Zentrale Gesprächsthemen zwischen dem Bundestagsabgeordneten und den SG-Vertretern waren die künftige Infrastrukturpolitik der schwarz-roten Bundesregierung sowie die Energiepolitik. Zu Fragen der Energiepolitik berichtete SG-Bürgermeister Hermann Wocken über die „aktuell sehr erfreuliche Entwicklung“ des Green Energy Parks. Das interkommunale Industriegebiet an der Anschlussstelle der Autobahn A 31 Dörpen/Heede sei ausschließlich für Betriebe aus der Branche der erneuerbaren Energien ausgewiesen. Der Standort solle unter anderem zu einem bundesweiten Vorzeigeprojekt ausgebaut werden – als Lehr- und Entwicklungszentrum für Geothermie (Erdwärme).

Der Anfang wurde nach Darstellung von Wocken Ende November mit dem Spatenstich für ein Verwaltungsgebäude gemacht. Direkt nebenan solle in einigen Jahren ein Geothermie- Kraftwerk in Betrieb gehen. Gefördert werden solle Wärme aus einer Tiefe von bis zu 5000 Metern, falls eine entsprechende Machbarkeitsstudie positiv ausfällt. Paschke unterstrich in diesem Zusammenhang, dass er „in der bisher wenig erforschten Erdwärme gerade aufgrund ihrer Grundlastfähigkeit ein großes Potenzial als Energieträger“ sehe.

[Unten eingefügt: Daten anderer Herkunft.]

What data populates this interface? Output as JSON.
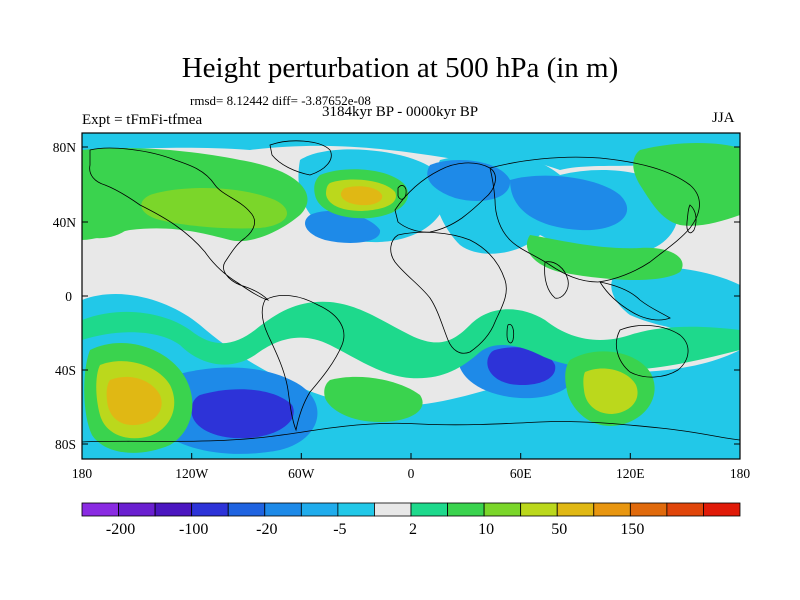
{
  "title": "Height perturbation at 500 hPa (in m)",
  "stats": "rmsd= 8.12442 diff= -3.87652e-08",
  "experiment": "Expt = tFmFi-tfmea",
  "period": "3184kyr BP - 0000kyr BP",
  "season": "JJA",
  "map": {
    "lat_labels": [
      "80N",
      "40N",
      "0",
      "40S",
      "80S"
    ],
    "lon_labels": [
      "180",
      "120W",
      "60W",
      "0",
      "60E",
      "120E",
      "180"
    ]
  },
  "colorbar": {
    "colors": [
      "#8a2be2",
      "#6a1fd0",
      "#4b16c0",
      "#2d33d8",
      "#1f63e0",
      "#1e8ae8",
      "#20acec",
      "#22c8e8",
      "#e8e8e8",
      "#1ed98c",
      "#3ad34e",
      "#7bd62a",
      "#bbd81c",
      "#e0b814",
      "#e89610",
      "#e06a0c",
      "#e0450a",
      "#e01a08"
    ],
    "labels": [
      "-200",
      "-100",
      "-20",
      "-5",
      "2",
      "10",
      "50",
      "150"
    ]
  },
  "field_colors": {
    "background": "#e8e8e8",
    "c1": "#22c8e8",
    "c2": "#1e8ae8",
    "c3": "#2d33d8",
    "w1": "#1ed98c",
    "w2": "#3ad34e",
    "w3": "#7bd62a",
    "w4": "#bbd81c",
    "w5": "#e0b814",
    "w6": "#e89610",
    "coast": "#000000"
  }
}
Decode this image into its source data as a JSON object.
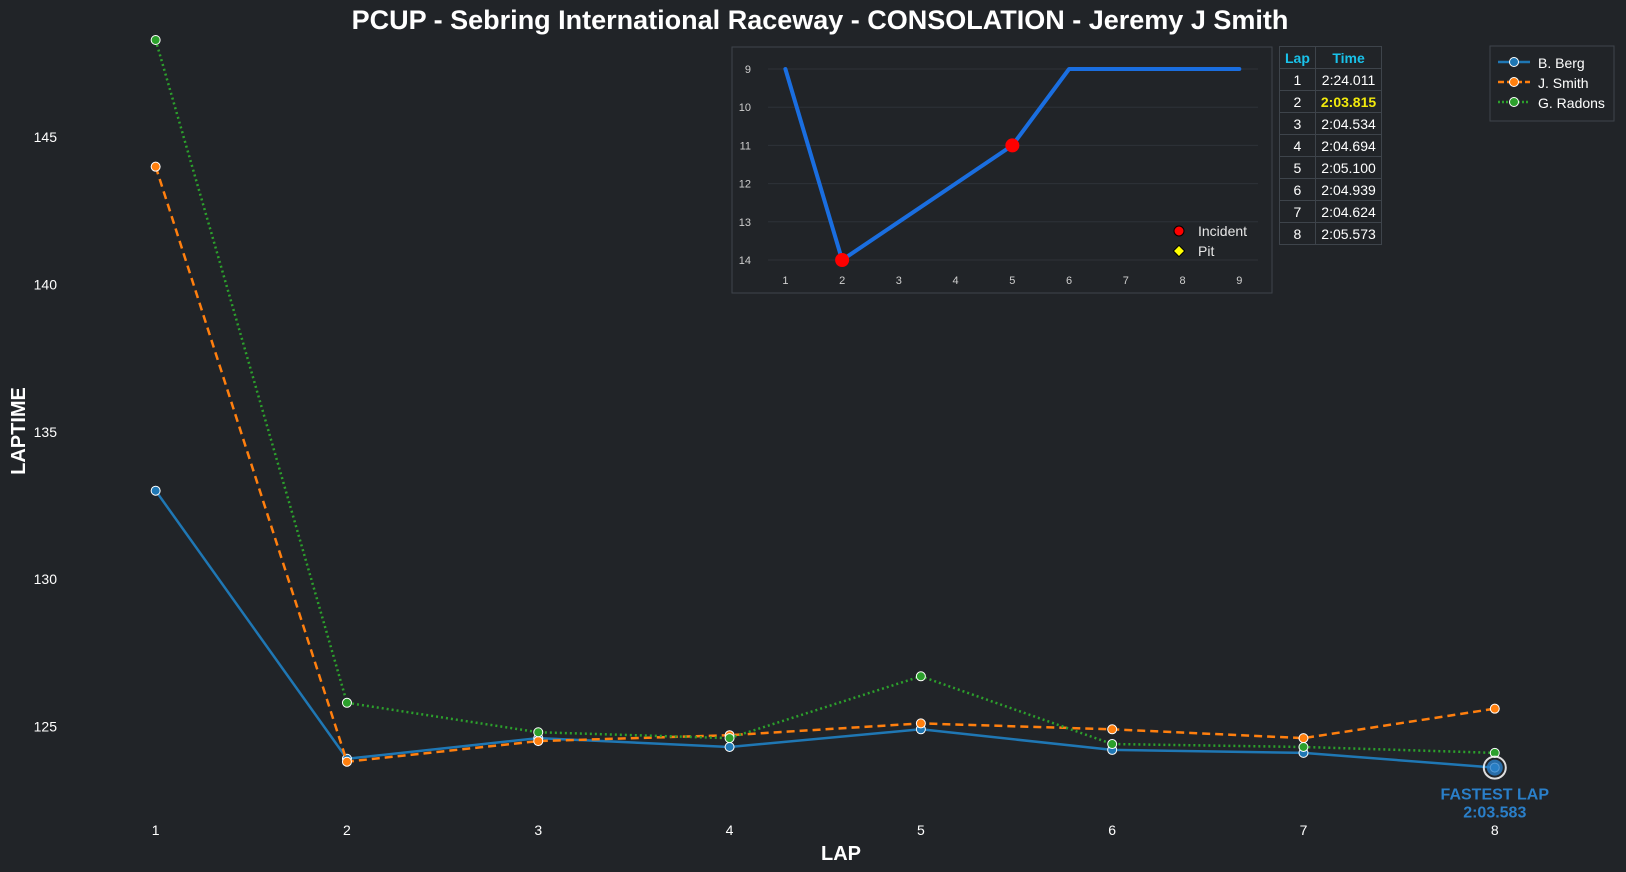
{
  "chart_data": [
    {
      "type": "line",
      "title": "PCUP - Sebring International Raceway - CONSOLATION - Jeremy J Smith",
      "xlabel": "LAP",
      "ylabel": "LAPTIME",
      "x": [
        1,
        2,
        3,
        4,
        5,
        6,
        7,
        8
      ],
      "xlim": [
        0.5,
        8.55
      ],
      "ylim": [
        122.5,
        148.3
      ],
      "yticks": [
        125,
        130,
        135,
        140,
        145
      ],
      "grid": false,
      "legend_position": "top-right",
      "series": [
        {
          "name": "B. Berg",
          "color": "#1f77b4",
          "style": "solid",
          "values": [
            133.0,
            123.9,
            124.6,
            124.3,
            124.9,
            124.2,
            124.1,
            123.6
          ]
        },
        {
          "name": "J. Smith",
          "color": "#ff7f0e",
          "style": "dashed",
          "values": [
            144.0,
            123.8,
            124.5,
            124.7,
            125.1,
            124.9,
            124.6,
            125.6
          ]
        },
        {
          "name": "G. Radons",
          "color": "#2ca02c",
          "style": "dotted",
          "values": [
            148.3,
            125.8,
            124.8,
            124.6,
            126.7,
            124.4,
            124.3,
            124.1
          ]
        }
      ],
      "annotation": {
        "lap": 8,
        "value": 123.6,
        "line1": "FASTEST LAP",
        "line2": "2:03.583",
        "color": "#2a7fc9"
      }
    },
    {
      "type": "line",
      "title": "",
      "x": [
        1,
        2,
        3,
        4,
        5,
        6,
        7,
        8,
        9
      ],
      "values": [
        9,
        14,
        13,
        12,
        11,
        9,
        9,
        9,
        9
      ],
      "xlim": [
        0.2,
        9.4
      ],
      "ylim": [
        9,
        14
      ],
      "y_inverted": true,
      "yticks": [
        9,
        10,
        11,
        12,
        13,
        14
      ],
      "grid": true,
      "line_color": "#1a6ee0",
      "markers": [
        {
          "type": "Incident",
          "lap": 2,
          "value": 14
        },
        {
          "type": "Incident",
          "lap": 5,
          "value": 11
        }
      ],
      "legend": [
        {
          "label": "Incident",
          "color": "#ff0000",
          "shape": "circle"
        },
        {
          "label": "Pit",
          "color": "#ffff00",
          "shape": "diamond"
        }
      ],
      "legend_position": "bottom-right"
    }
  ],
  "table": {
    "headers": [
      "Lap",
      "Time"
    ],
    "rows": [
      {
        "lap": "1",
        "time": "2:24.011",
        "best": false
      },
      {
        "lap": "2",
        "time": "2:03.815",
        "best": true
      },
      {
        "lap": "3",
        "time": "2:04.534",
        "best": false
      },
      {
        "lap": "4",
        "time": "2:04.694",
        "best": false
      },
      {
        "lap": "5",
        "time": "2:05.100",
        "best": false
      },
      {
        "lap": "6",
        "time": "2:04.939",
        "best": false
      },
      {
        "lap": "7",
        "time": "2:04.624",
        "best": false
      },
      {
        "lap": "8",
        "time": "2:05.573",
        "best": false
      }
    ]
  },
  "colors": {
    "background": "#212428",
    "text": "#ffffff",
    "table_header": "#19c2ea",
    "table_best": "#f2ea0c"
  }
}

Als wichtigen Standortfaktor für die Samtgemeinde Dörpen nannte Wocken die gute Anbindung an die drei Verkehrsträger Straße, Schiene und Wasser. Bedenken der kommunalen Vertreter, dass Sanierung und Ausbau von Wasserwegen im Vergleich zu Bahn und Straße zu kurz kommen würden, konnte Paschke weitgehend zerstreuen. Der Koalitionsvertrag sehe eine gleichberechtigte Förderung der drei Verkehrsträger vor. Für ein ganzheitliches und nachhaltiges Gesamtkonzept im Bereich der Verkehrsinfrastruktur sei allerdings eine stärkere Förderung im Bereich der Wasserstraßen unabdingbar, bekräftigte der SPD-Politiker.

Paschke, der bei dem Gespräch im Dörpener Rathaus auch aus seinen ersten Wochen als Abgeordneter in Berlin berichtete, sicherte zu, Ansprechpartner für die Region sein zu wollen und entsprechende Anliegen direkt zu behandeln.